全体的にカジュアルな服装。黒縁の眼鏡が笑える。


教壇に立っていたのは天敵、千草 麗桜。


――の、はずがない。


見えない見えない。知らない知らない。


悪戯な笑みを一瞬見せた見知らぬ男からゆっくりと視線を窓の外に移して席に座る。


記憶を改ざんしましょう。

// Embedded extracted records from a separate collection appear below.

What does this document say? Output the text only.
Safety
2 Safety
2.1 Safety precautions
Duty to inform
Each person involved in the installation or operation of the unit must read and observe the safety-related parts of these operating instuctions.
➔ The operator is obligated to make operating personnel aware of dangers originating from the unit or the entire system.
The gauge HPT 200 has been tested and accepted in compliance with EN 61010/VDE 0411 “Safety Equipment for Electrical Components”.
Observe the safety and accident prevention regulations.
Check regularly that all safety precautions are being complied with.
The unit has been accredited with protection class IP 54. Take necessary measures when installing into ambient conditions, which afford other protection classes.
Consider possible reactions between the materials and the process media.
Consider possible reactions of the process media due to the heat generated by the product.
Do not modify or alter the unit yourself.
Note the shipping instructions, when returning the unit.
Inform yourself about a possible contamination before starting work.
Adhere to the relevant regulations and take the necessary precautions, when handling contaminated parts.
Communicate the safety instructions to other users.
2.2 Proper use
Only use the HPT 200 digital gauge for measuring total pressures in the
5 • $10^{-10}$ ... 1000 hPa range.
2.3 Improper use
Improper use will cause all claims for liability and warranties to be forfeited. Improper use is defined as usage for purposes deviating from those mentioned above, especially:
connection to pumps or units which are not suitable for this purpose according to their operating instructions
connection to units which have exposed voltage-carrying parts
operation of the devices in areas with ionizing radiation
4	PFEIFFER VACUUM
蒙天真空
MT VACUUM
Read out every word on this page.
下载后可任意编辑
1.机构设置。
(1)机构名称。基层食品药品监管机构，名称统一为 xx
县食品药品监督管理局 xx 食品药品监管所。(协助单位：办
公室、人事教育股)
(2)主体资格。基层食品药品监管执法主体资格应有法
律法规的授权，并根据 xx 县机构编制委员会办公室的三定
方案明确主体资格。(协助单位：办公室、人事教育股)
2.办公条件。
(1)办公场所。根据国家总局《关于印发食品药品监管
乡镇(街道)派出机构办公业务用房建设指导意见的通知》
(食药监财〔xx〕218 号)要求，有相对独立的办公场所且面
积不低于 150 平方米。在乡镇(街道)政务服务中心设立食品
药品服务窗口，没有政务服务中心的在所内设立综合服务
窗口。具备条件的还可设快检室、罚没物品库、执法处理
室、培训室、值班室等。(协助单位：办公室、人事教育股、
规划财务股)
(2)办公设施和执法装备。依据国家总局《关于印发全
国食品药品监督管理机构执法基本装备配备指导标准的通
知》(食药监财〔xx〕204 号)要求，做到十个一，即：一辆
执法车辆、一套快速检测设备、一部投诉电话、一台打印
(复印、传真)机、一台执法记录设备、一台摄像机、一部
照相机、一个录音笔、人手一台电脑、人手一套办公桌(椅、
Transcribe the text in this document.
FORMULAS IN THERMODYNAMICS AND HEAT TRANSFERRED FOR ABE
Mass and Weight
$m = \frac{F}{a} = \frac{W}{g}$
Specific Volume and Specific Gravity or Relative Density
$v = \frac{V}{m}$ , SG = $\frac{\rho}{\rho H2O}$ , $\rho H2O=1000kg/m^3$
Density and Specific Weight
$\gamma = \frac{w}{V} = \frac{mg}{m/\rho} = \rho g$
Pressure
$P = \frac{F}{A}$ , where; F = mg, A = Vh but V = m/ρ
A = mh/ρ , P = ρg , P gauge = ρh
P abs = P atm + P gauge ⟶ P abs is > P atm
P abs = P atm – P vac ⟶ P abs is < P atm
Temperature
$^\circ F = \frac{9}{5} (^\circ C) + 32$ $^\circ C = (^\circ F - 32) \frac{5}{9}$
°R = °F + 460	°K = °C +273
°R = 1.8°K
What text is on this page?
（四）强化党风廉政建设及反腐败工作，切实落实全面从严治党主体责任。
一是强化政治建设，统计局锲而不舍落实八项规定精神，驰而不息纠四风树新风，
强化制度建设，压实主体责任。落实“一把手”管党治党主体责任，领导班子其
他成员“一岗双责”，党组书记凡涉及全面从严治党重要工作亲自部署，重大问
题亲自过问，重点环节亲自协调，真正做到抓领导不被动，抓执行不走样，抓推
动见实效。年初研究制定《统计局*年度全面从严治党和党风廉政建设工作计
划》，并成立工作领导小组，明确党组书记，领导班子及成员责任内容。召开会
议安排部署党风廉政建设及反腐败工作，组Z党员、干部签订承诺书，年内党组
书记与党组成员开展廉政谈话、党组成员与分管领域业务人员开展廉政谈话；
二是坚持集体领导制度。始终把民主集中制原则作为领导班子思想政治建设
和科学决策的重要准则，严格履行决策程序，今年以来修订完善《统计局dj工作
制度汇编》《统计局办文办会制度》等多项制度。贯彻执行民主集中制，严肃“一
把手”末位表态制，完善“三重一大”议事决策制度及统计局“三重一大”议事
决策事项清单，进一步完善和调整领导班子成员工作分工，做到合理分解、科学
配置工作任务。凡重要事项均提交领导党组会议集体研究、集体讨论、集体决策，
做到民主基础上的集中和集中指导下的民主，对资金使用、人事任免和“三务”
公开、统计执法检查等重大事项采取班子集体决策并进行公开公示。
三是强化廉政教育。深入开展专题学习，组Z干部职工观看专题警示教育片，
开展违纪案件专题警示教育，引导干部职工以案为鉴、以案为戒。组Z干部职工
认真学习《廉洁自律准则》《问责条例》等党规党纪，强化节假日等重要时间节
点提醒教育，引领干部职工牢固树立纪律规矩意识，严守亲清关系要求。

あたしの立派な脳みそよ。



「おっはよーう!!!」


ガラッとドアが開く音がして、窓の外を見てたあたしは声だけで誰だか分かる。


あたしの前の席が、空席。


「向井ぃぃい! お前も遅刻しすぎだ!!!」

「寝坊したんだもっ……」


ああ……言うな透!!!

お願いだから口を閉じろ! 思考を遮断しろ! 今こそ悟りを開く時!


「ちぃ君んんんんん!? は!? ちょ、本物!? 何でウチのクラスにちぃ君がいるの!?」


……聞こえない、聞こえない。


お願いだから透、ソイツがいるのを認めるんじゃねぇ!!!


「何だお前ら、知り合いか?」


担任が驚いたように口を開き、チラリと教壇を見ると透が千草麗桜……に、とてもよく似た人物に駆け寄っているところだった。


「ホントにちぃ君?」


一生懸命顔を覗く透を見下ろして、千草麗桜のそっくりさんは透の頭を撫でる。